The Democratic Attorneys General of 16 states and the District of Columbia have filed a motion with the D.C. Circuit seeking to intervene in the PHH appeal. The states are Connecticut, Delaware, Hawaii, Illinois, Iowa, Maine, Maryland, Massachusetts, Mississippi, New Mexico, New York, North Carolina, Oregon, Rhode Island, Vermont, and Washington.
According to the AGs, they had little reason to intervene when PHH originally filed its appeal in June 2015 because the CFPB then had an independent Director and was fully committed to defending the CFPB’s constitutionality. They assert that the situation has changed due to the Presidential election, with President Trump having expressed strong opposition to Dodd-Frank reforms and media reporting that he is considering the removal of Director Cordray as soon as possible. More specifically, they claim that the new Administration “has indicated that it may not continue an effective defense of the statutory for-cause protection of the CFPB director” and “[a] significant probability exists that the pending petition for rehearing will be withdrawn, or the case otherwise rendered moot, in a way that directly prejudices the interests of the State Attorneys General and the citizens of the States that they represent.”

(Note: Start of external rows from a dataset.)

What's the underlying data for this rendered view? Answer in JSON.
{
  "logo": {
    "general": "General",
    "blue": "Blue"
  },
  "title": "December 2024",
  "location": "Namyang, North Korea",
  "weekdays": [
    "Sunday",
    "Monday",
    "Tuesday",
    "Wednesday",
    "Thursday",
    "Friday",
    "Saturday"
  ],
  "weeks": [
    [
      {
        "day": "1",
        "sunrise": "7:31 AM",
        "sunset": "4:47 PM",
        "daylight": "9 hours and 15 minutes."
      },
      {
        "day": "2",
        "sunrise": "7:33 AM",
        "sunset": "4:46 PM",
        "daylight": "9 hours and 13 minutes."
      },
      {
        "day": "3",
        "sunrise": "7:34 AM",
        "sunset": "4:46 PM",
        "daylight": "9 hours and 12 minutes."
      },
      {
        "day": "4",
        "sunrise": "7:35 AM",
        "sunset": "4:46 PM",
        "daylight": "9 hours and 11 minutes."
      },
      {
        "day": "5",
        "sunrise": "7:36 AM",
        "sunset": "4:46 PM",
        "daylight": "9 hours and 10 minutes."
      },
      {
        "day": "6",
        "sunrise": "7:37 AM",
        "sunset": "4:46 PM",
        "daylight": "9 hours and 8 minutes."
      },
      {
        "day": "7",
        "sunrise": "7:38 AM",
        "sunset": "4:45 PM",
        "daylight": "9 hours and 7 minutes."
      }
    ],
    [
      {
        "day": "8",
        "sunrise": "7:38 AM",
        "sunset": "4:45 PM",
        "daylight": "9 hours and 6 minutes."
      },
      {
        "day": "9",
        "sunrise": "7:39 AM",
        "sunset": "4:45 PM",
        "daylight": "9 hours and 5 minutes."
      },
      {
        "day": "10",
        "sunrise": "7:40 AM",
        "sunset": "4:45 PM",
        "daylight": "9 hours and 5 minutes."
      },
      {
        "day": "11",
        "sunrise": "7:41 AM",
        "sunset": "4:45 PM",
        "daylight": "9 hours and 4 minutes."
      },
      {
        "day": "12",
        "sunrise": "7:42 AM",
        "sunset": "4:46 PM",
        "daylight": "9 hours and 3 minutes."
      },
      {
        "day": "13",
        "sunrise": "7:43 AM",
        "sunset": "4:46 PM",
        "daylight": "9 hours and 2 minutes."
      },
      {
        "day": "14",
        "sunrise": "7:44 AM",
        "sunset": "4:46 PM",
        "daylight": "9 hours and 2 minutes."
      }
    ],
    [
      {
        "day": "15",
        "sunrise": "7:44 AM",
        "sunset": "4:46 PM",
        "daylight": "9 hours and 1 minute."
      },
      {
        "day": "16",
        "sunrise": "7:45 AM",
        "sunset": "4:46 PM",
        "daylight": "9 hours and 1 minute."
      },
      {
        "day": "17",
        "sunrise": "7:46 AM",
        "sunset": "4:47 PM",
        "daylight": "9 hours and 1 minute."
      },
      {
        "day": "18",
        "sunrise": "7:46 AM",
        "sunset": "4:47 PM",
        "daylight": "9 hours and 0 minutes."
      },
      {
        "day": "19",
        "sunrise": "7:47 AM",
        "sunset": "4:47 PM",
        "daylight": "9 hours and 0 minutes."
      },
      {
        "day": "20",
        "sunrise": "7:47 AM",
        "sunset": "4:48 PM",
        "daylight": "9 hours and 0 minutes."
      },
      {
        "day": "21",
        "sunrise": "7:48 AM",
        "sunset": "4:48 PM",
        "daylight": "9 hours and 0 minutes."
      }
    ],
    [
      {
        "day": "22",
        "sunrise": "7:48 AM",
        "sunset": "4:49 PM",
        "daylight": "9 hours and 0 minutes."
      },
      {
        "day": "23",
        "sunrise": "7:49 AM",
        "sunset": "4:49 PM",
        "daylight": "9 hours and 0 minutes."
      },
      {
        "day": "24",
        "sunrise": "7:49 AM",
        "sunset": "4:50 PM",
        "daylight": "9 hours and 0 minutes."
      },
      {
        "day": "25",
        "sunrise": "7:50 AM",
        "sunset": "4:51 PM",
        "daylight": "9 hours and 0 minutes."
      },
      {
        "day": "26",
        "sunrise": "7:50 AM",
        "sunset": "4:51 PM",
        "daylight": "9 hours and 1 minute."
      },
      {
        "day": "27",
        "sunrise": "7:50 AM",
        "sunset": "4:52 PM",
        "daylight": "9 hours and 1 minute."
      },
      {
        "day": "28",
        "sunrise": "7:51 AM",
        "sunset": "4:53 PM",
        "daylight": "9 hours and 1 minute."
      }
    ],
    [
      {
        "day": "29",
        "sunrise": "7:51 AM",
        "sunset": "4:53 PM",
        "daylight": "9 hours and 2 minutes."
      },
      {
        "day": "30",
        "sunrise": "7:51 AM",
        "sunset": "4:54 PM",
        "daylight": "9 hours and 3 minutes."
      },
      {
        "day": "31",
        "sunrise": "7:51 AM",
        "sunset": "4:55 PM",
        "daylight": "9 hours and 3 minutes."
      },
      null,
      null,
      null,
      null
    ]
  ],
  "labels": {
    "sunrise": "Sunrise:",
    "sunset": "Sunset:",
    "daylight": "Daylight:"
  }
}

The AGs argue that they satisfy the standard for intervention on appeal as of right because:
- Although a motion to intervene must be filed within 30 days after a petition for review is filed, the motion is timely because the court has discretion to extend the deadline for good cause. Such cause exists because there was no reason for the AGs to believe until after the presidential election “that their interests would not be represented in full.”
- They have a legally protected interest in the litigation based on their role in enforcing consumer protection laws. The AGs claim that because the CFPA requires a state AG to notify the CFPB when the AG is using his or her Section 1042 authority to enforce the CFPA and allows the CFPB to intervene as a party, “[r]emoval of the Director’s independence as a result of this Court’s ruling would…effectively giv[e] the President veto power over the State Attorneys’ General enforcement of the CFPA.” They also note that because the CFPA directs the CFPB to coordinate regulatory actions with state AGs, the D.C. Circuit’s ruling threatens the AGs’ ability to bring coordinated regulatory actions “free from political influence and interference.”
- If the CFPB chooses to no longer defend the case, the interests of the state AGs and state citizens will be seriously impaired because by “permitting the immediate termination of the Director at will,” the panel’s decision not only compromises the CFPB’s independence but also “will likely derail pending policy initiatives and enforcement actions and possibly call into question the validity of past initiatives.”
- Because “[t]here is reason to believe that the new administration will not maintain its defense of the CFPB,” the interests of the state AGs are unlikely to be adequately represented by the executive branch.
The AGs also argue in the alternative that they satisfy the requirements for permissive intervention because, in arguing like the CFPB and United States that the D.C. Circuit’s constitutionality ruling is wrong, they “would have a defense that would share a common question of law with the main action.”
Since the AGs indicate in their motion that they do not intend to file additional briefs unless the D.C. Circuit “orders briefing for the en banc proceedings,” the motion seems unlikely to significantly delay a ruling on the CFPB’s petition for en banc rehearing. Pursuant to the D.C. Circuit’s order granting PHH’s motion for leave to file a supplemental response to the CFPB’s petition, PHH must file its supplemental response by January 27. Presumably, the D.C. Circuit will rule on the petition soon thereafter.